Unlike myself, who grew up in Britain, for most of my teens in the warm environment of a Zionist youth movement, Habonim-Dror, you have had to find your way through the intensive socialization of the Israeli education system on the value and benefits of military service. More than that, you must have to contend with a huge amount of peer pressure, to toe the line, to do your duty to “defend” your country, to prove yourself as a man, to turn yourself into a “full” Israeli citizen, to take on your share of the burden that so many voices today clamor to share equally. In your refusal declaration, you show how clearly you see the blindness, denial, and even outright hypocrisy in all these statements about duty, defense and nationalism. As you say:

It is clear that the Netanyahu Government … is not interested in finding a solution to the existing situation, but rather in preserving it. From their point of view, there is nothing wrong with our initiating a “Cast Lead 2″ operation every three or four years … and we will prepare the ground for a new generation full of hatred on both sides. As … citizens and human beings, [we] have a moral duty to refuse to participate in this cynical game.

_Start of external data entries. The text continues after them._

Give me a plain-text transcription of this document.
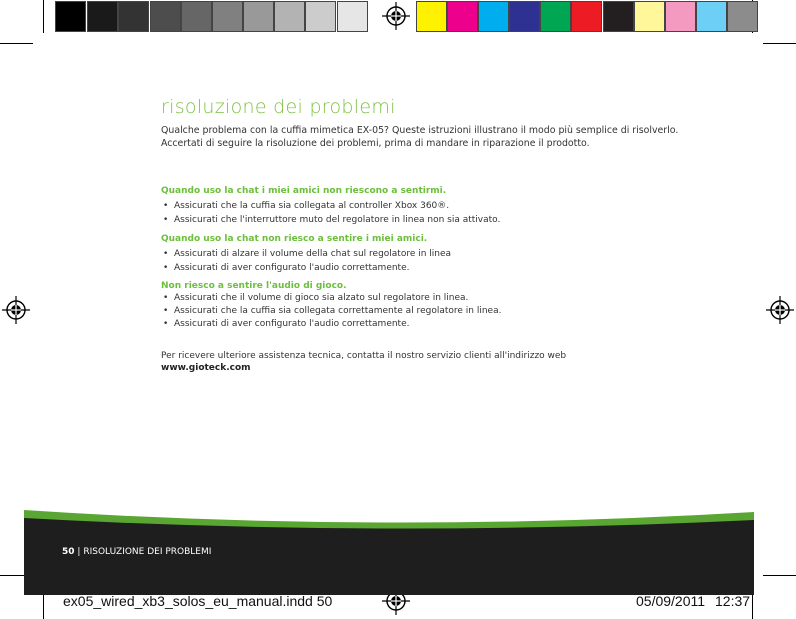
risoluzione dei problemi
Qualche problema con la cuffia mimetica EX-05? Queste istruzioni illustrano il modo più semplice di risolverlo.
Accertati di seguire la risoluzione dei problemi, prima di mandare in riparazione il prodotto.
Quando uso la chat i miei amici non riescono a sentirmi.
• Assicurati che la cuffia sia collegata al controller Xbox 360®.
• Assicurati che l'interruttore muto del regolatore in linea non sia attivato.
Quando uso la chat non riesco a sentire i miei amici.
• Assicurati di alzare il volume della chat sul regolatore in linea
• Assicurati di aver configurato l'audio correttamente.
Non riesco a sentire l'audio di gioco.
• Assicurati che il volume di gioco sia alzato sul regolatore in linea.
• Assicurati che la cuffia sia collegata correttamente al regolatore in linea.
• Assicurati di aver configurato l'audio correttamente.
Per ricevere ulteriore assistenza tecnica, contatta il nostro servizio clienti all'indirizzo web
www.gioteck.com
50 | RISOLUZIONE DEI PROBLEMI
ex05_wired_xb3_solos_eu_manual.indd 50	05/09/2011 12:37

Somehow in your 19 year old wisdom you have already learned to see through the ingrained militarism of Israeli culture and society. You already practise the principles of New Profile, the feminist anti-militarism organisation that opposes the occupation, advocates the right of conscientious objection to military service, and supports you and other refusers practically. In their charter, they write that:

we refuse to go on raising our children to see enlistment as a supreme and overriding value. We want a fundamentally changed education system, for a truly democratic civic education, teaching the practice of peace and conflict resolution, rather than training children to enlist and accept warfare.

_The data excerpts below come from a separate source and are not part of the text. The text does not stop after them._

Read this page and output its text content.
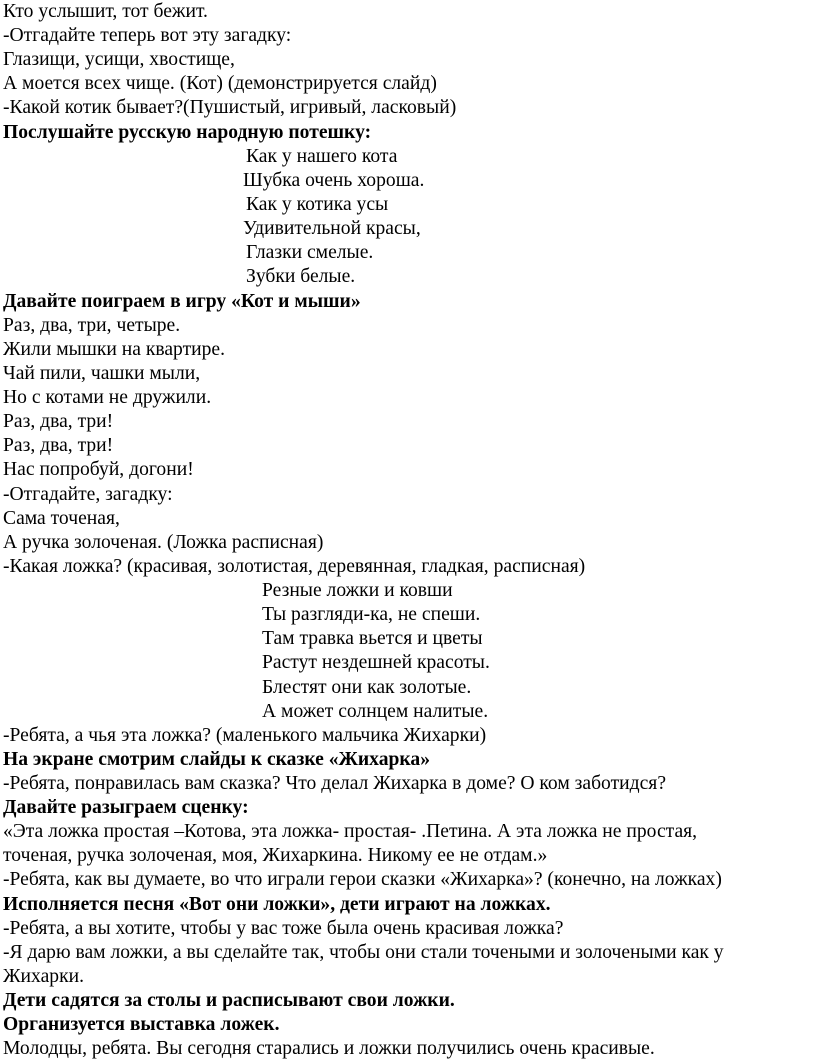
Кто услышит, тот бежит.
-Отгадайте теперь вот эту загадку:
Глазищи, усищи, хвостище,
А моется всех чище. (Кот) (демонстрируется слайд)
-Какой котик бывает?(Пушистый, игривый, ласковый)
Послушайте русскую народную потешку:
Как у нашего кота
Шубка очень хороша.
Как у котика усы
Удивительной красы,
Глазки смелые.
Зубки белые.
Давайте поиграем в игру «Кот и мыши»
Раз, два, три, четыре.
Жили мышки на квартире.
Чай пили, чашки мыли,
Но с котами не дружили.
Раз, два, три!
Раз, два, три!
Нас попробуй, догони!
-Отгадайте, загадку:
Сама точеная,
А ручка золоченая. (Ложка расписная)
-Какая ложка? (красивая, золотистая, деревянная, гладкая, расписная)
Резные ложки и ковши
Ты разгляди-ка, не спеши.
Там травка вьется и цветы
Растут нездешней красоты.
Блестят они как золотые.
А может солнцем налитые.
-Ребята, а чья эта ложка? (маленького мальчика Жихарки)
На экране смотрим слайды к сказке «Жихарка»
-Ребята, понравилась вам сказка? Что делал Жихарка в доме? О ком заботидся?
Давайте разыграем сценку:
«Эта ложка простая –Котова, эта ложка- простая- .Петина. А эта ложка не простая,
точеная, ручка золоченая, моя, Жихаркина. Никому ее не отдам.»
-Ребята, как вы думаете, во что играли герои сказки «Жихарка»? (конечно, на ложках)
Исполняется песня «Вот они ложки», дети играют на ложках.
-Ребята, а вы хотите, чтобы у вас тоже была очень красивая ложка?
-Я дарю вам ложки, а вы сделайте так, чтобы они стали точеными и золочеными как у
Жихарки.
Дети садятся за столы и расписывают свои ложки.
Организуется выставка ложек.
Молодцы, ребята. Вы сегодня старались и ложки получились очень красивые.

So, you do not see military service as a value, but instead have taken on another burden, another duty, an ethical duty to refuse to participate in the ongoing oppression and violence of the occupation.
But I do not share equally with you the burden of that duty. Nor when I was 19 could I see as clearly as you do now. No doubt at some point you will be – have been – called a coward. But you are braver than your conformist accusers. You will be told that you are naïve, a lover of your enemies. Yet, you are wiser than your detractors, the purveyors of hate. You will be told that you are a shirker, yet you have taken on a greater burden than any of those cogs in the machines of war and occupation. Thank you for your service.